Iran has rejected an offer to talk directly with the Biden administration about the U.S. reentering the international nuclear deal that President Donald Trump left three years ago.
The European Union had proposed an informal meeting between the U.S., Iran and the EU.
"Considering the recent actions and statements by the United States and three European powers, Iran does not consider this the time to hold an informal meeting with these countries," Iranian Foreign Ministry spokesman Saeed Khatibzadeh said Sunday.
Khatibzadeh argued the new administration has acted no differently than the previous one when it came to dealing with Iran.

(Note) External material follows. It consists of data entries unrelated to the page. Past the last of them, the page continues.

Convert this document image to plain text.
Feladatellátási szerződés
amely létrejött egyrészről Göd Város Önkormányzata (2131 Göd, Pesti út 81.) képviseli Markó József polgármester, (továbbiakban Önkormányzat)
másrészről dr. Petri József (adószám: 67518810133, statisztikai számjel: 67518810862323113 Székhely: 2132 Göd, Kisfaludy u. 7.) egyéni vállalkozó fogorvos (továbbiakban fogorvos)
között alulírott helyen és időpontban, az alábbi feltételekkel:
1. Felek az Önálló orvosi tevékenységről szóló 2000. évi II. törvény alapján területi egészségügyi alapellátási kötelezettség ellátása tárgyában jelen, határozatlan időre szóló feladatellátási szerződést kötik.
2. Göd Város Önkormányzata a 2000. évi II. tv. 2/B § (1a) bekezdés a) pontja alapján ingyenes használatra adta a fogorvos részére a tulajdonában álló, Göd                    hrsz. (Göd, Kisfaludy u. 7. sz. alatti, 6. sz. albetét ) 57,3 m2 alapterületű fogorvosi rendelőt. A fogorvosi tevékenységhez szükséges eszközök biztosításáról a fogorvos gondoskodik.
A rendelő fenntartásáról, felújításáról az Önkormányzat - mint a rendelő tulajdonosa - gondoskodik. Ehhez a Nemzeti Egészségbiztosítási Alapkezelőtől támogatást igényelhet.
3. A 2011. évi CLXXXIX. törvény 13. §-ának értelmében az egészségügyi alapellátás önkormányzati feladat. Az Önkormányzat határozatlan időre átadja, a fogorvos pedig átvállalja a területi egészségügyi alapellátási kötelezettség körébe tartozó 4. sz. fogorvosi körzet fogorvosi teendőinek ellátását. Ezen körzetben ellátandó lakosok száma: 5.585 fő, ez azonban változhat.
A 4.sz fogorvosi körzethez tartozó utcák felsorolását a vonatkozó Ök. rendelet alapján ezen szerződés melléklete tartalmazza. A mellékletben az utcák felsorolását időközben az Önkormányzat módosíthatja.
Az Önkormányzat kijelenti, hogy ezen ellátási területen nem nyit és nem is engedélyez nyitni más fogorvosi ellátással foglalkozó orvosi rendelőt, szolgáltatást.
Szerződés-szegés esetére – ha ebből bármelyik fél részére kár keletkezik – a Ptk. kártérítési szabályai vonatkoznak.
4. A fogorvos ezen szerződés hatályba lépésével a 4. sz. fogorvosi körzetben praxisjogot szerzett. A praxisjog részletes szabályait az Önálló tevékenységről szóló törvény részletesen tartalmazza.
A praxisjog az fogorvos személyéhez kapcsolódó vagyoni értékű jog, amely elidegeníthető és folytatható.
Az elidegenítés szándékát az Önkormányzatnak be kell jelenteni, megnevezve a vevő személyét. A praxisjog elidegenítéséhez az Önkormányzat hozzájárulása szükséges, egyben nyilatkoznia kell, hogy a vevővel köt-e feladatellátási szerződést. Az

"The Biden administration has not set aside Trump's maximum pressure policy, nor has it announced its commitments," he said.
Iran's rejection comes only days after U.S. military airstrikes against Iran-backed militias in Syria.
The White House expressed disappointment about the talks being scuttled.
"While we are disappointed at Iran's response, we remain ready to reengage in meaningful diplomacy to achieve a mutual return to compliance with the JCPOA commitments," a senior administration official told NBC News.
The Obama administration brokered the Joint Comprehensive Plan of Action (JCPOA) to ease sanctions on Iran in exchange for the country dismantling some of its nuclear programs, curbing its ability to make weapons of mass destruction.